Moi, j’offrirai pour toi des fromages, des fruits,
Une chèvre à longs poils et ma flûte de buis.

GALATÉE

Mais as-tu vu déjà ma petite cigale ?
De l’aurore à la nuit, d’une ardeur sans égale,
Elle chante… En cueillant des fruits dans le jardin,
Je l’ai vue — et mon cœur s’en est ému soudain —
Prise au mortel réseau d’une araignée affreuse :
Vite, je la sauvai. Depuis, elle est heureuse,
Et Polyphème a fait pour elle tout exprès
Une petite cage avec des joncs dorés.
Viens la voir.

ACIS

Non, partons avant que la nuit vienne…
Plus tard… J’entends là-bas les abois de ma chienne.
 

Ils se dirigent vers le fond. Entre Lycas.

LYCAS,
s’attachant à eux.

Vous vous en allez ?

GALATÉE,
impatiente.

Oui.

LYCAS

Loin ?

GALATÉE

Non, mais laisse-nous.

LYCAS

Jamais vous ne voulez m’emmener avec vous.
Pourquoi ?

GALATÉE,
brusquement.

Dieux ! Qu’il m’ennuie avec son bavardage !

Plus doucement.

Reste : nous reviendrons tout à l’heure ; sois sage…
Demain, je te dirai sans faute, tout du long,
L’histoire du petit Mercure et d’Apollon.
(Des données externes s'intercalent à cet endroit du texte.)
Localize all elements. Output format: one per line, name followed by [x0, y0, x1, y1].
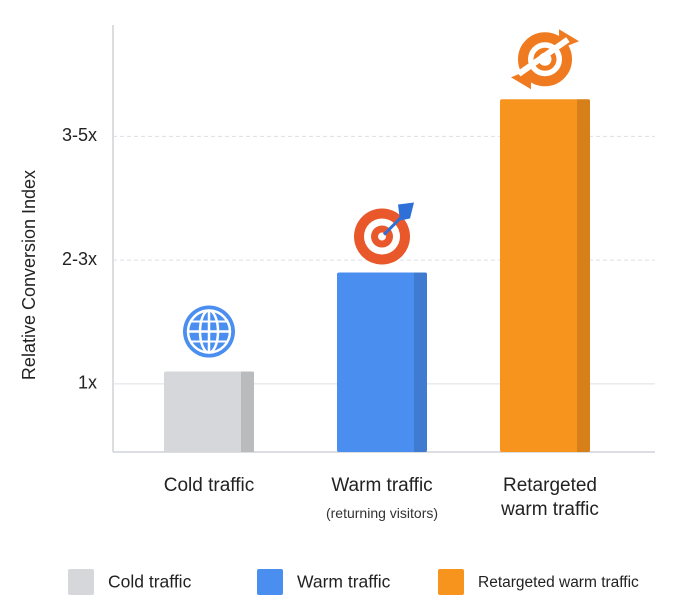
- bar-side: [577, 99, 590, 453]
- x-tick-note: (returning visitors): [325, 505, 439, 521]
- bar: [500, 99, 590, 453]
- legend-label: Warm traffic: [297, 572, 391, 592]
- legend-label: Cold traffic: [108, 572, 192, 592]
- icon-part: [398, 202, 414, 221]
- bar: [337, 272, 427, 452]
- x-tick-label: Retargeted warm traffic: [501, 475, 599, 520]
- legend-swatch: [68, 569, 94, 595]
- x-tick-label: Cold traffic: [163, 475, 255, 496]
- x-tick-label: Warm traffic: [331, 475, 433, 496]
- legend-swatch: [257, 569, 283, 595]
- legend-label: Retargeted warm traffic: [478, 574, 639, 591]
- icon-part: [511, 69, 531, 90]
- bar-icon: [183, 305, 235, 358]
- bar-side: [241, 371, 254, 452]
- bar-side: [414, 272, 427, 452]
- bar-icon: [511, 29, 579, 90]
- y-axis-label: Relative Conversion Index: [19, 170, 39, 380]
- bar: [164, 371, 254, 452]
- y-tick-label: 1x: [78, 373, 97, 393]
- y-tick-label: 3-5x: [62, 125, 97, 145]
- bar-icon: [354, 202, 414, 265]
- legend-swatch: [438, 569, 464, 595]
- icon-part: [516, 37, 570, 77]
- icon-part: [518, 32, 572, 87]
- y-tick-label: 2-3x: [62, 249, 97, 269]
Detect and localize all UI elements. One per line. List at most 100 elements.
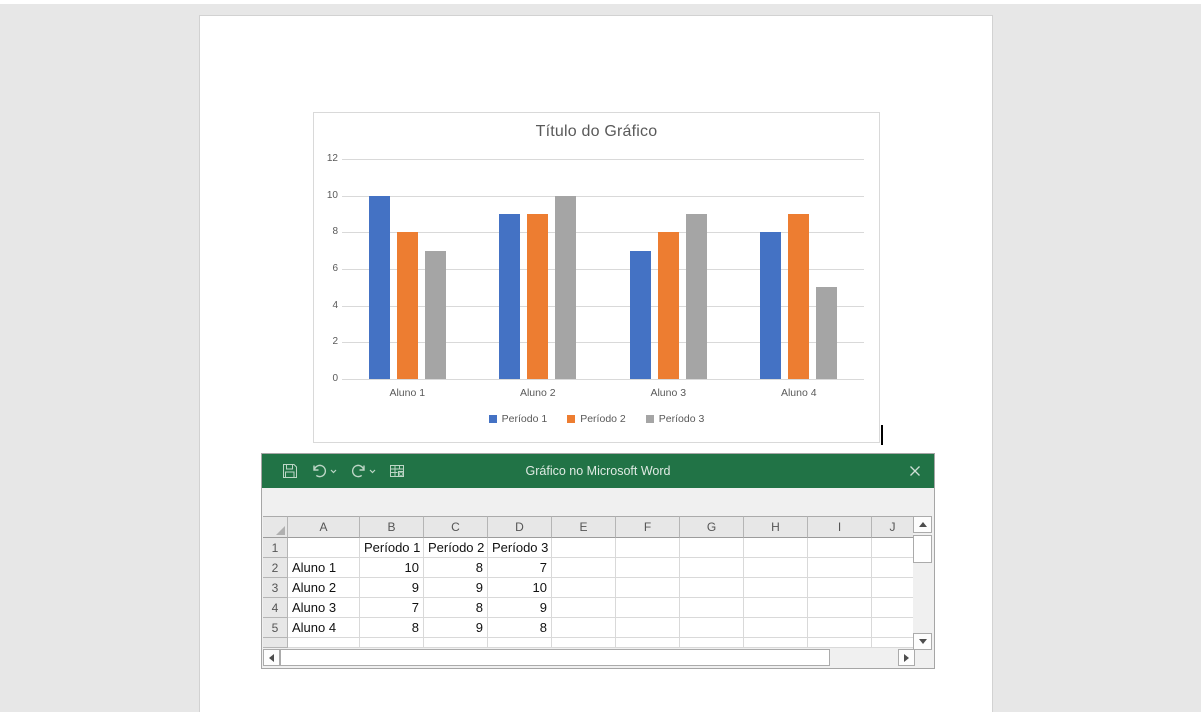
redo-button[interactable] (350, 463, 376, 479)
word-page[interactable]: Título do Gráfico 0 2 4 6 8 10 12 Aluno 1 Aluno… (199, 15, 993, 712)
cell-E5[interactable] (552, 618, 616, 638)
cell-H4[interactable] (744, 598, 808, 618)
cell-A2[interactable]: Aluno 1 (288, 558, 360, 578)
cell-F5[interactable] (616, 618, 680, 638)
grid-cell[interactable] (808, 638, 872, 648)
cell-G4[interactable] (680, 598, 744, 618)
grid-cell[interactable] (552, 638, 616, 648)
grid-cell[interactable] (360, 638, 424, 648)
cell-H5[interactable] (744, 618, 808, 638)
cell-D4[interactable]: 9 (488, 598, 552, 618)
cell-A4[interactable]: Aluno 3 (288, 598, 360, 618)
cell-B4[interactable]: 7 (360, 598, 424, 618)
cell-C4[interactable]: 8 (424, 598, 488, 618)
column-header-G[interactable]: G (680, 516, 744, 538)
column-header-B[interactable]: B (360, 516, 424, 538)
y-tick-label: 8 (332, 226, 338, 238)
cell-G5[interactable] (680, 618, 744, 638)
row-header-6[interactable] (263, 638, 288, 648)
horizontal-scroll-thumb[interactable] (280, 649, 830, 666)
cell-F4[interactable] (616, 598, 680, 618)
horizontal-scrollbar[interactable] (263, 649, 915, 666)
cell-F2[interactable] (616, 558, 680, 578)
cell-D3[interactable]: 10 (488, 578, 552, 598)
cell-A5[interactable]: Aluno 4 (288, 618, 360, 638)
cell-F3[interactable] (616, 578, 680, 598)
cell-I5[interactable] (808, 618, 872, 638)
cell-A3[interactable]: Aluno 2 (288, 578, 360, 598)
column-header-I[interactable]: I (808, 516, 872, 538)
scroll-left-button[interactable] (263, 649, 280, 666)
cell-E4[interactable] (552, 598, 616, 618)
column-header-C[interactable]: C (424, 516, 488, 538)
embedded-chart[interactable]: Título do Gráfico 0 2 4 6 8 10 12 Aluno 1 Aluno… (313, 112, 880, 443)
cell-A1[interactable] (288, 538, 360, 558)
grid-cell[interactable] (288, 638, 360, 648)
close-button[interactable] (907, 463, 923, 479)
column-header-H[interactable]: H (744, 516, 808, 538)
legend-swatch-icon (488, 415, 497, 423)
scroll-right-button[interactable] (898, 649, 915, 666)
cell-I2[interactable] (808, 558, 872, 578)
undo-button[interactable] (311, 463, 337, 479)
chevron-down-icon[interactable] (369, 469, 376, 474)
cell-I1[interactable] (808, 538, 872, 558)
cell-J5[interactable] (872, 618, 914, 638)
horizontal-scroll-track[interactable] (830, 649, 898, 666)
cell-E2[interactable] (552, 558, 616, 578)
edit-data-in-excel-button[interactable] (389, 463, 405, 479)
grid-cell[interactable] (616, 638, 680, 648)
vertical-scrollbar[interactable] (913, 516, 932, 650)
select-all-corner[interactable] (263, 516, 288, 538)
cell-B1[interactable]: Período 1 (360, 538, 424, 558)
cell-J1[interactable] (872, 538, 914, 558)
vertical-scroll-thumb[interactable] (913, 535, 932, 563)
cell-C3[interactable]: 9 (424, 578, 488, 598)
window-titlebar[interactable]: Gráfico no Microsoft Word (262, 454, 934, 488)
grid-cell[interactable] (488, 638, 552, 648)
cell-D2[interactable]: 7 (488, 558, 552, 578)
cell-B5[interactable]: 8 (360, 618, 424, 638)
grid-cell[interactable] (744, 638, 808, 648)
cell-E1[interactable] (552, 538, 616, 558)
cell-G2[interactable] (680, 558, 744, 578)
column-header-E[interactable]: E (552, 516, 616, 538)
row-header-5[interactable]: 5 (263, 618, 288, 638)
row-header-1[interactable]: 1 (263, 538, 288, 558)
column-header-J[interactable]: J (872, 516, 914, 538)
cell-J4[interactable] (872, 598, 914, 618)
scroll-down-button[interactable] (913, 633, 932, 650)
cell-G3[interactable] (680, 578, 744, 598)
cell-H2[interactable] (744, 558, 808, 578)
cell-I3[interactable] (808, 578, 872, 598)
cell-C1[interactable]: Período 2 (424, 538, 488, 558)
cell-I4[interactable] (808, 598, 872, 618)
cell-F1[interactable] (616, 538, 680, 558)
grid-cell[interactable] (872, 638, 914, 648)
cell-H3[interactable] (744, 578, 808, 598)
cell-C5[interactable]: 9 (424, 618, 488, 638)
grid-cell[interactable] (424, 638, 488, 648)
chevron-down-icon[interactable] (330, 469, 337, 474)
cell-C2[interactable]: 8 (424, 558, 488, 578)
save-button[interactable] (282, 463, 298, 479)
cell-E3[interactable] (552, 578, 616, 598)
cell-B2[interactable]: 10 (360, 558, 424, 578)
row-header-3[interactable]: 3 (263, 578, 288, 598)
scroll-up-button[interactable] (913, 516, 932, 533)
column-header-D[interactable]: D (488, 516, 552, 538)
cell-D5[interactable]: 8 (488, 618, 552, 638)
grid-cell[interactable] (680, 638, 744, 648)
cell-G1[interactable] (680, 538, 744, 558)
row-header-4[interactable]: 4 (263, 598, 288, 618)
column-header-A[interactable]: A (288, 516, 360, 538)
cell-J2[interactable] (872, 558, 914, 578)
column-header-F[interactable]: F (616, 516, 680, 538)
cell-J3[interactable] (872, 578, 914, 598)
cell-H1[interactable] (744, 538, 808, 558)
row-header-2[interactable]: 2 (263, 558, 288, 578)
legend-swatch-icon (645, 415, 654, 423)
cell-D1[interactable]: Período 3 (488, 538, 552, 558)
cell-B3[interactable]: 9 (360, 578, 424, 598)
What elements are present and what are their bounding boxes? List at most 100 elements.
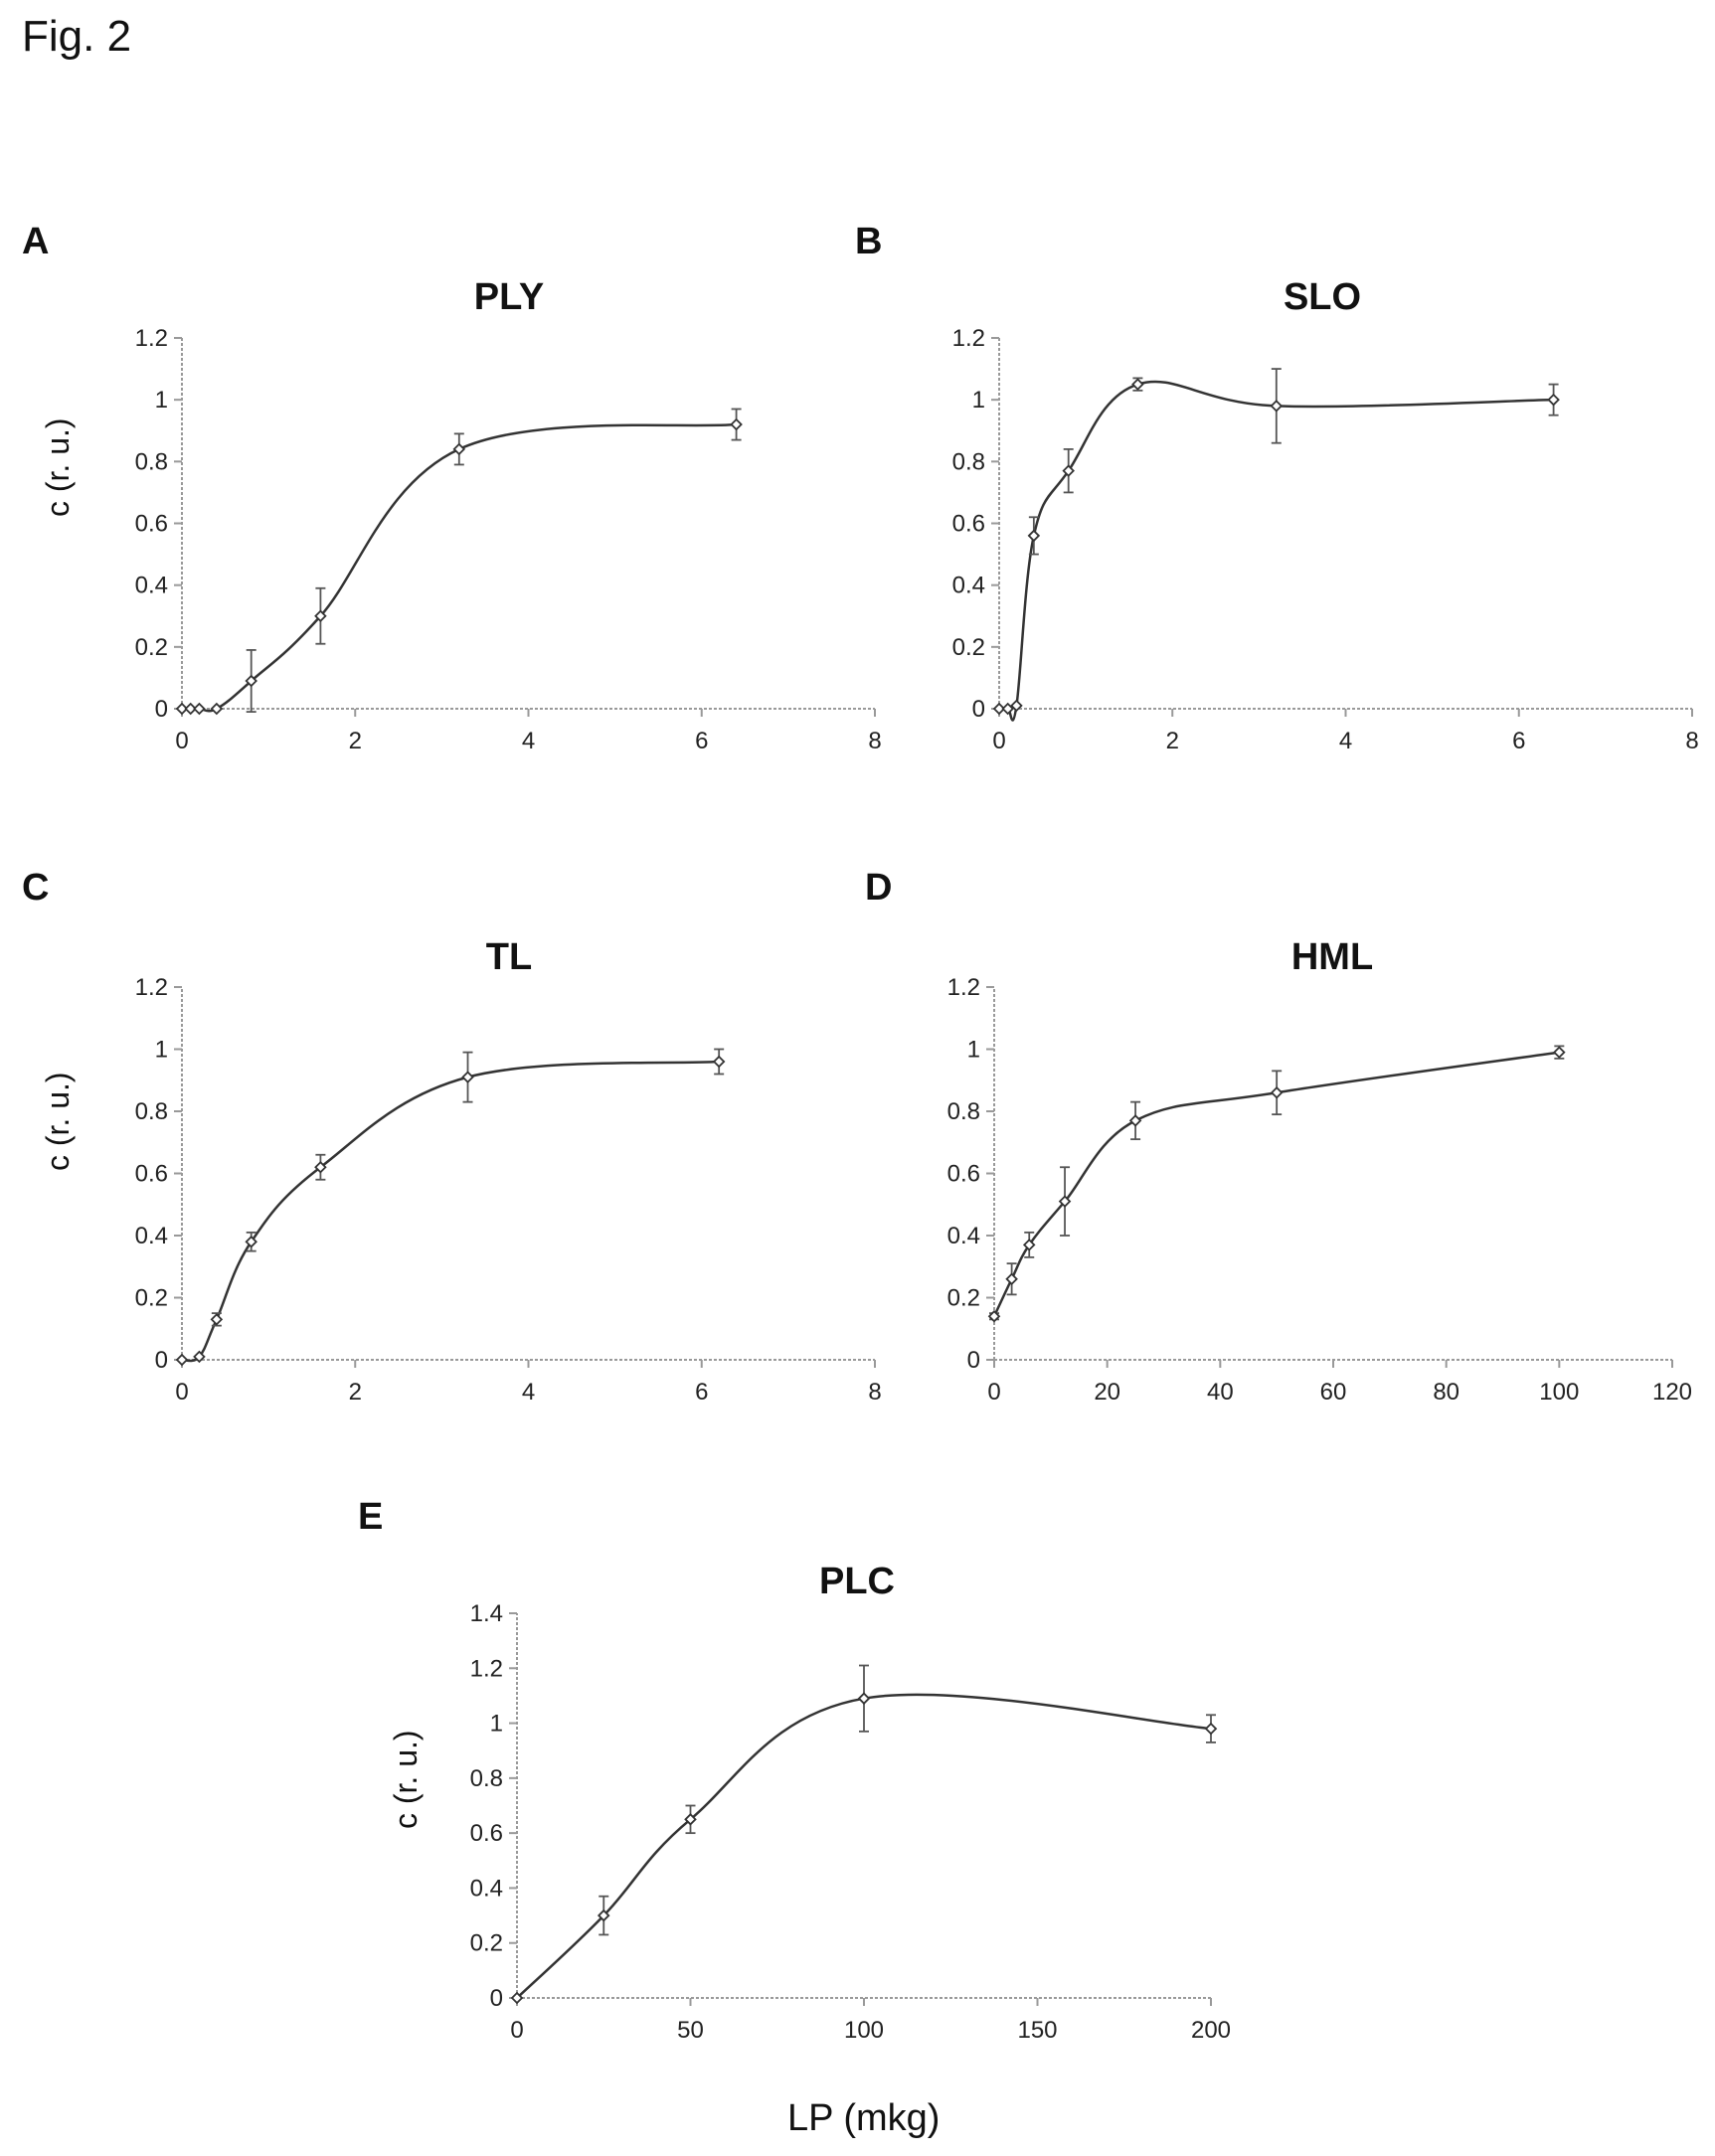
x-tick-label: 2	[1166, 728, 1179, 754]
chart-b: 0 0.2 0.4 0.6 0.8 1 1.2 0 2 4 6 8	[952, 325, 1699, 754]
panel-label-b: B	[855, 221, 883, 262]
y-tick-label: 0.8	[470, 1765, 503, 1792]
x-tick-label: 40	[1207, 1379, 1234, 1406]
y-tick-label: 0.2	[470, 1930, 503, 1957]
x-tick-label: 8	[868, 1379, 881, 1406]
series-line	[181, 1060, 720, 1363]
data-point	[1058, 1195, 1072, 1208]
x-tick-label: 0	[175, 1379, 188, 1406]
y-tick-label: 0.8	[947, 1098, 980, 1125]
chart-title-plc: PLC	[819, 1561, 895, 1602]
data-point	[210, 702, 224, 716]
chart-title-tl: TL	[485, 936, 533, 978]
x-tick-label: 6	[695, 728, 708, 754]
data-point	[193, 702, 206, 716]
data-point	[461, 1071, 474, 1083]
data-point	[1204, 1722, 1218, 1736]
chart-a: 0 0.2 0.4 0.6 0.8 1 1.2 0 2 4 6 8	[135, 325, 882, 754]
x-tick-label: 100	[1539, 1379, 1579, 1406]
y-tick-label: 1	[155, 1037, 168, 1064]
x-tick-label: 50	[677, 2017, 704, 2044]
x-tick-label: 120	[1652, 1379, 1692, 1406]
data-point	[1010, 699, 1023, 713]
panel-label-c: C	[22, 867, 50, 909]
data-point	[314, 1160, 327, 1174]
data-point	[210, 1313, 224, 1326]
x-tick-label: 8	[1685, 728, 1698, 754]
y-tick-label: 1.2	[470, 1655, 503, 1682]
data-point	[1270, 1085, 1284, 1099]
data-point	[712, 1055, 726, 1069]
y-tick-label: 1	[490, 1711, 503, 1738]
y-tick-label: 1	[967, 1037, 980, 1064]
x-tick-label: 8	[868, 728, 881, 754]
chart-title-ply: PLY	[473, 276, 545, 318]
data-point	[597, 1908, 610, 1922]
data-point	[1062, 464, 1075, 477]
data-point	[730, 417, 743, 431]
x-tick-label: 4	[1339, 728, 1352, 754]
y-tick-label: 0	[972, 696, 985, 723]
y-tick-label: 0.8	[952, 448, 985, 475]
x-tick-label: 0	[987, 1379, 1000, 1406]
x-tick-label: 200	[1191, 2017, 1231, 2044]
chart-title-hml: HML	[1290, 936, 1374, 978]
data-point	[1022, 1239, 1036, 1251]
x-tick-label: 4	[522, 728, 535, 754]
y-tick-label: 1.2	[135, 325, 168, 352]
chart-d: 0 0.2 0.4 0.6 0.8 1 1.2 0 20 40 60 80 100 120	[947, 974, 1692, 1406]
y-tick-label: 0.4	[135, 573, 168, 599]
y-tick-label: 1.2	[952, 325, 985, 352]
x-tick-label: 100	[844, 2017, 884, 2044]
data-point	[1131, 378, 1144, 391]
y-tick-label: 1	[155, 387, 168, 414]
y-tick-label: 1.4	[470, 1600, 503, 1627]
x-tick-label: 2	[349, 728, 362, 754]
y-tick-label: 0.8	[135, 1098, 168, 1125]
y-tick-label: 0.4	[470, 1875, 503, 1902]
y-tick-label: 0.6	[470, 1820, 503, 1847]
y-tick-label: 0.2	[135, 1285, 168, 1312]
y-tick-label: 0.6	[135, 511, 168, 538]
y-axis-label-c: c (r. u.)	[40, 1072, 76, 1171]
y-tick-label: 0.2	[947, 1285, 980, 1312]
series-line	[182, 422, 737, 713]
y-tick-label: 0	[155, 1347, 168, 1374]
data-point	[245, 1235, 257, 1248]
series-line	[992, 1051, 1560, 1317]
y-tick-label: 0.6	[952, 511, 985, 538]
data-point	[1128, 1114, 1142, 1127]
x-tick-label: 60	[1320, 1379, 1347, 1406]
x-tick-label: 6	[695, 1379, 708, 1406]
x-tick-label: 0	[992, 728, 1005, 754]
y-tick-label: 0.2	[135, 634, 168, 661]
panel-label-a: A	[22, 221, 50, 262]
x-tick-label: 2	[349, 1379, 362, 1406]
data-point	[1553, 1046, 1566, 1059]
x-tick-label: 20	[1094, 1379, 1120, 1406]
y-tick-label: 0.6	[135, 1161, 168, 1188]
y-tick-label: 1.2	[135, 974, 168, 1001]
data-point	[175, 1353, 189, 1367]
data-point	[987, 1309, 1001, 1323]
data-point	[314, 609, 327, 623]
data-point	[193, 1350, 206, 1364]
y-tick-label: 0.4	[135, 1223, 168, 1249]
data-point	[1547, 393, 1560, 407]
y-tick-label: 0.6	[947, 1161, 980, 1188]
y-tick-label: 1	[972, 387, 985, 414]
y-tick-label: 0.4	[947, 1223, 980, 1249]
figure-label: Fig. 2	[22, 12, 132, 61]
data-point	[1005, 1272, 1018, 1286]
series-line	[516, 1693, 1212, 1999]
data-point	[245, 674, 257, 688]
data-point	[452, 442, 466, 456]
y-tick-label: 0.8	[135, 448, 168, 475]
y-tick-label: 0	[155, 696, 168, 723]
x-tick-label: 4	[522, 1379, 535, 1406]
data-point	[1027, 529, 1041, 543]
panel-label-e: E	[358, 1496, 384, 1538]
x-tick-label: 6	[1512, 728, 1525, 754]
x-tick-label: 150	[1017, 2017, 1057, 2044]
Elle sort avec Acis en courant.

LYCAS,
seul.

Toujours me laisser seul… Ah ! comme Galatée
Est changée, à présent. Elle est dure, emportée…
Autrefois nous étions ensemble tout le jour ;
Nous jouions, nous chantions chacun à notre tour ;
Nous allions à la mer chercher des coquillages ;
Nous portions de la cire et du miel aux villages ;
Comme je préparais les joncs qu’elle tressait,
Souvent elle tournait la tête et m’embrassait ;
Je lui tendais mes bras pour dévider sa laine…
Et maintenant plus rien… Toujours Acis l’entraîne…
Sans doute, ils vont rester là-bas jusqu’à la nuit.
On dirait qu’elle n’aime à présent plus que lui.